O texto argumenta que a imagem usada na publicação é "uma representação meramente ilustrativa, que consta do acervo da Prefeitura". A Secretaria de Desestatização e Parcerias excluiu a publicação que fez anteriormente nas redes sociais e o refez com outra imagem. Na prática, o projeto e os debates realizados há cinco anos com os times de várzea e outras partes interessadas foram esquecidos.
Várzea resiste por disputa judicial
Joga-se futebol de várzea naquele terreno desde o final dos anos 1950, quando o primeiro time se instalou ali.
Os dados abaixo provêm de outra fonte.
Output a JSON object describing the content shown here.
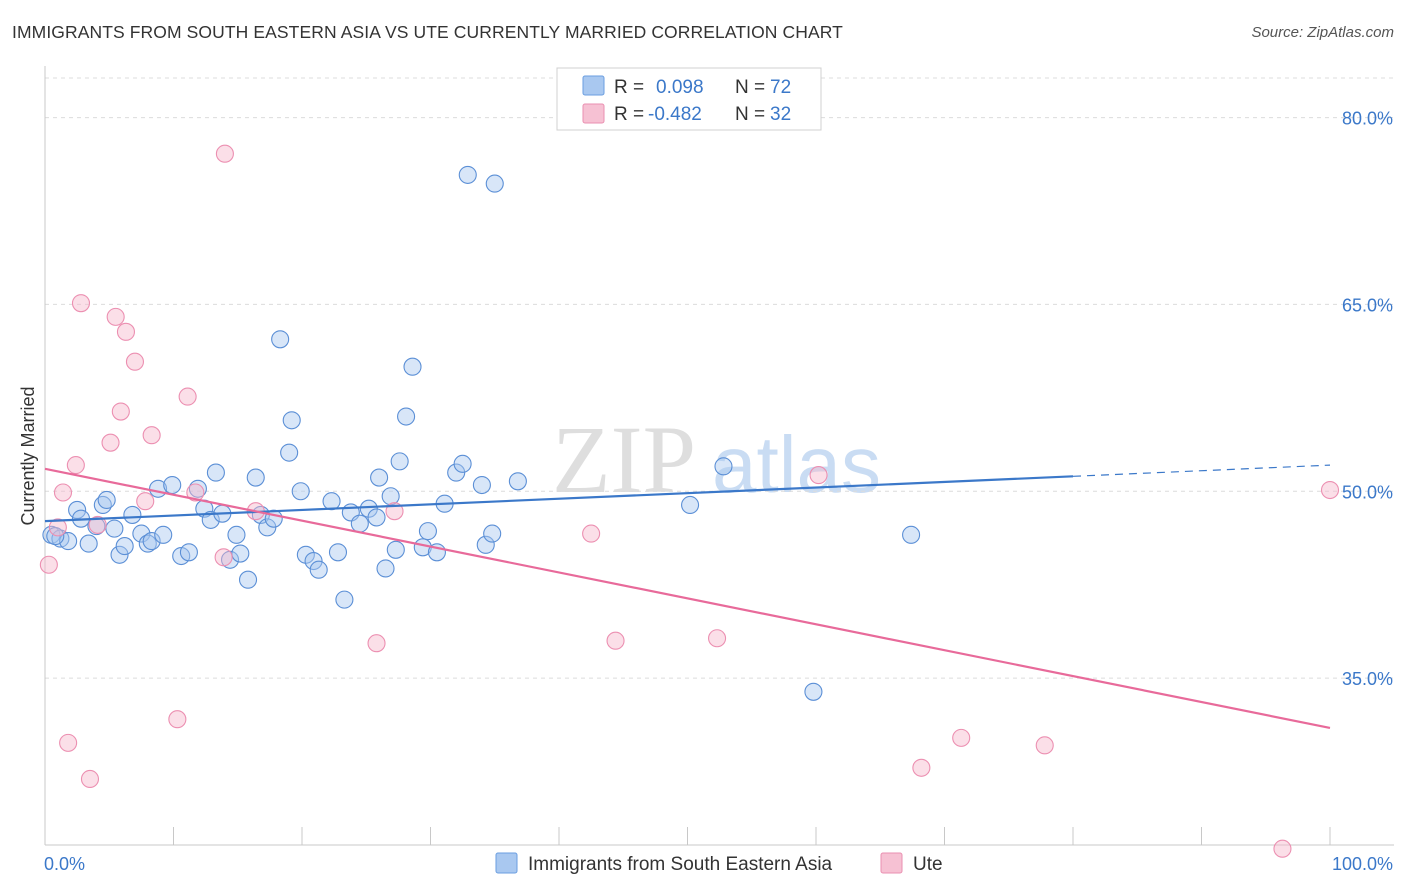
{
  "title": "IMMIGRANTS FROM SOUTH EASTERN ASIA VS UTE CURRENTLY MARRIED CORRELATION CHART",
  "source": "Source: ZipAtlas.com",
  "watermark": {
    "zip": "ZIP",
    "atlas": "atlas"
  },
  "colors": {
    "blue": "#3b78c9",
    "blue_fill": "#a9c8f0",
    "pink": "#e86a9a",
    "pink_fill": "#f6b8cc"
  },
  "chart_data": {
    "type": "scatter",
    "title": "IMMIGRANTS FROM SOUTH EASTERN ASIA VS UTE CURRENTLY MARRIED CORRELATION CHART",
    "xlabel": "",
    "ylabel": "Currently Married",
    "xlim": [
      0,
      100
    ],
    "ylim": [
      21.6,
      83.5
    ],
    "x_tick_labels": [
      "0.0%",
      "100.0%"
    ],
    "y_ticks": [
      35,
      50,
      65,
      80
    ],
    "y_tick_labels": [
      "35.0%",
      "50.0%",
      "65.0%",
      "80.0%"
    ],
    "legend": [
      {
        "name": "Immigrants from South Eastern Asia",
        "r_label": "R = ",
        "r_value": "0.098",
        "n_label": "N = ",
        "n_value": "72"
      },
      {
        "name": "Ute",
        "r_label": "R = ",
        "r_value": "-0.482",
        "n_label": "N = ",
        "n_value": "32"
      }
    ],
    "series": [
      {
        "name": "Immigrants from South Eastern Asia",
        "trend": {
          "x0": 0,
          "y0": 47.6,
          "x1": 80,
          "y1": 51.2,
          "dash_to_x": 100,
          "dash_to_y": 52.1
        },
        "points": [
          [
            0.5,
            46.5
          ],
          [
            1.2,
            46.2
          ],
          [
            1.8,
            46.0
          ],
          [
            2.5,
            48.5
          ],
          [
            2.8,
            47.8
          ],
          [
            3.4,
            45.8
          ],
          [
            4.0,
            47.2
          ],
          [
            4.5,
            48.9
          ],
          [
            4.8,
            49.3
          ],
          [
            5.4,
            47.0
          ],
          [
            5.8,
            44.9
          ],
          [
            6.2,
            45.6
          ],
          [
            6.8,
            48.1
          ],
          [
            7.5,
            46.6
          ],
          [
            8.0,
            45.8
          ],
          [
            8.3,
            46.0
          ],
          [
            8.8,
            50.2
          ],
          [
            9.2,
            46.5
          ],
          [
            9.9,
            50.5
          ],
          [
            10.6,
            44.8
          ],
          [
            11.2,
            45.1
          ],
          [
            11.9,
            50.2
          ],
          [
            12.4,
            48.6
          ],
          [
            12.9,
            47.7
          ],
          [
            13.3,
            51.5
          ],
          [
            13.8,
            48.2
          ],
          [
            14.4,
            44.5
          ],
          [
            14.9,
            46.5
          ],
          [
            15.2,
            45.0
          ],
          [
            15.8,
            42.9
          ],
          [
            16.4,
            51.1
          ],
          [
            16.8,
            48.1
          ],
          [
            17.3,
            47.1
          ],
          [
            17.8,
            47.8
          ],
          [
            18.3,
            62.2
          ],
          [
            19.0,
            53.1
          ],
          [
            19.2,
            55.7
          ],
          [
            19.9,
            50.0
          ],
          [
            20.3,
            44.9
          ],
          [
            20.9,
            44.4
          ],
          [
            21.3,
            43.7
          ],
          [
            22.3,
            49.2
          ],
          [
            22.8,
            45.1
          ],
          [
            23.3,
            41.3
          ],
          [
            23.8,
            48.3
          ],
          [
            24.5,
            47.4
          ],
          [
            25.2,
            48.6
          ],
          [
            25.8,
            47.9
          ],
          [
            26.0,
            51.1
          ],
          [
            26.5,
            43.8
          ],
          [
            26.9,
            49.6
          ],
          [
            27.3,
            45.3
          ],
          [
            27.6,
            52.4
          ],
          [
            28.1,
            56.0
          ],
          [
            28.6,
            60.0
          ],
          [
            29.4,
            45.5
          ],
          [
            29.8,
            46.8
          ],
          [
            30.5,
            45.1
          ],
          [
            31.1,
            49.0
          ],
          [
            32.0,
            51.5
          ],
          [
            32.5,
            52.2
          ],
          [
            32.9,
            75.4
          ],
          [
            34.0,
            50.5
          ],
          [
            34.3,
            45.7
          ],
          [
            34.8,
            46.6
          ],
          [
            35.0,
            74.7
          ],
          [
            36.8,
            50.8
          ],
          [
            50.2,
            48.9
          ],
          [
            52.8,
            52.0
          ],
          [
            59.8,
            33.9
          ],
          [
            67.4,
            46.5
          ],
          [
            0.8,
            46.4
          ]
        ]
      },
      {
        "name": "Ute",
        "trend": {
          "x0": 0,
          "y0": 51.8,
          "x1": 100,
          "y1": 31.0
        },
        "points": [
          [
            0.3,
            44.1
          ],
          [
            1.0,
            47.1
          ],
          [
            1.4,
            49.9
          ],
          [
            1.8,
            29.8
          ],
          [
            2.4,
            52.1
          ],
          [
            2.8,
            65.1
          ],
          [
            3.5,
            26.9
          ],
          [
            4.1,
            47.3
          ],
          [
            5.1,
            53.9
          ],
          [
            5.5,
            64.0
          ],
          [
            5.9,
            56.4
          ],
          [
            6.3,
            62.8
          ],
          [
            7.0,
            60.4
          ],
          [
            7.8,
            49.2
          ],
          [
            8.3,
            54.5
          ],
          [
            10.3,
            31.7
          ],
          [
            11.1,
            57.6
          ],
          [
            11.7,
            49.9
          ],
          [
            13.9,
            44.7
          ],
          [
            14.0,
            77.1
          ],
          [
            16.4,
            48.4
          ],
          [
            25.8,
            37.8
          ],
          [
            27.2,
            48.4
          ],
          [
            42.5,
            46.6
          ],
          [
            44.4,
            38.0
          ],
          [
            52.3,
            38.2
          ],
          [
            60.2,
            51.3
          ],
          [
            68.2,
            27.8
          ],
          [
            71.3,
            30.2
          ],
          [
            77.8,
            29.6
          ],
          [
            96.3,
            21.3
          ],
          [
            100.0,
            50.1
          ]
        ]
      }
    ]
  },
  "bottom_legend": [
    {
      "label": "Immigrants from South Eastern Asia"
    },
    {
      "label": "Ute"
    }
  ]
}
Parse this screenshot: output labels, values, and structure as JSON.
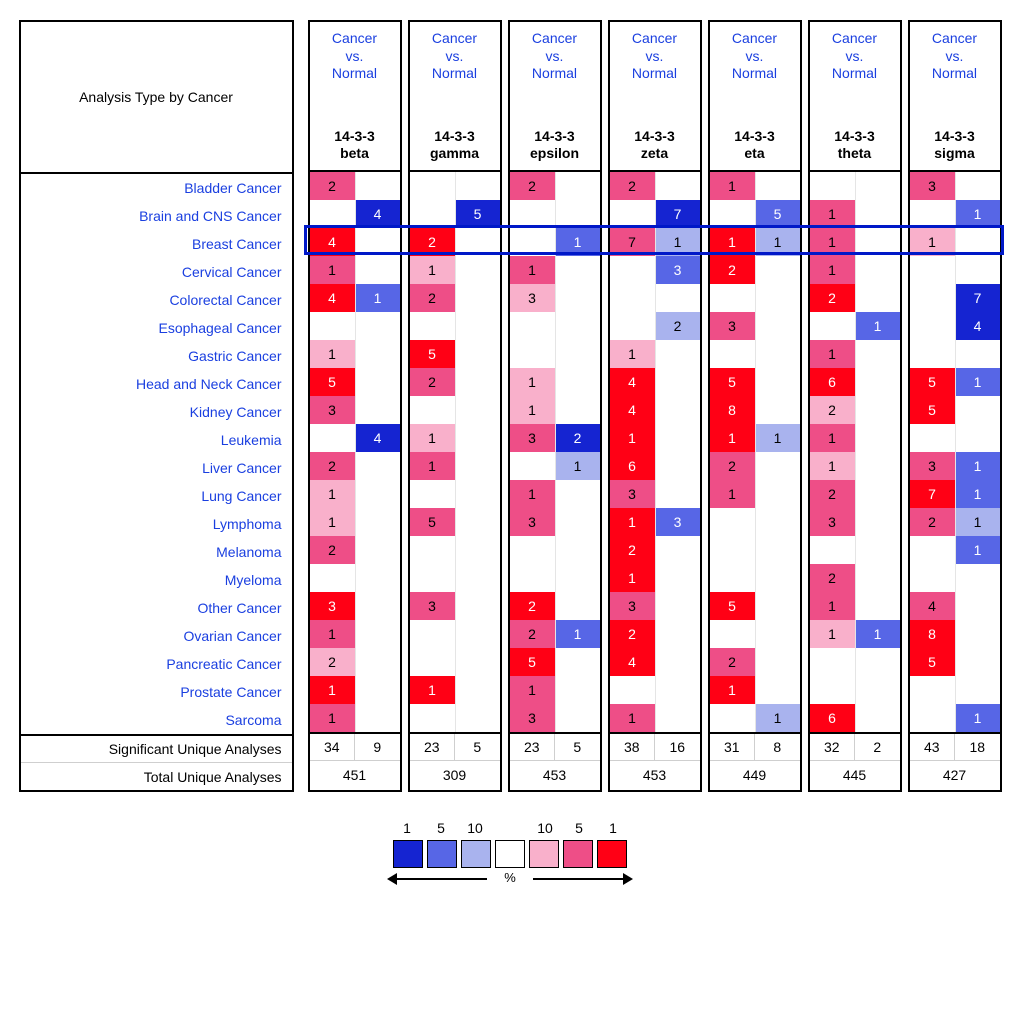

Com o passar das décadas, o local virou um eixo do esporte amador em São Paulo e também o último grande espaço dedicado à atividade na região central da cidade.
Os campos de terra resistiram à especulação imobiliária por causa de uma arrastada disputa nos tribunais. A Prefeitura e o Governo Federal travaram uma longa batalha na Justiça pela propriedade do terreno, que tem cerca de dois quilômetros quadrados. Não fosse este imbróglio de décadas, o futebol de várzea ali talvez já tivesse sumido, o destino mais comum da maioria dos espaços que um dia serviram ao esporte amador na capital.
Entre idas e vindas, enquanto o caso ficou parado no Supremo Tribunal Federal (STF), os governos chegaram a um acordo no mês de dezembro, e a União comprou o terreno por R$ 25 bilhões. A pista e a estrutura serão propriedades do Governo Federal, mas a área vizinha que abriga os campos fica com a Prefeitura — ou, no futuro, com a iniciativa privada.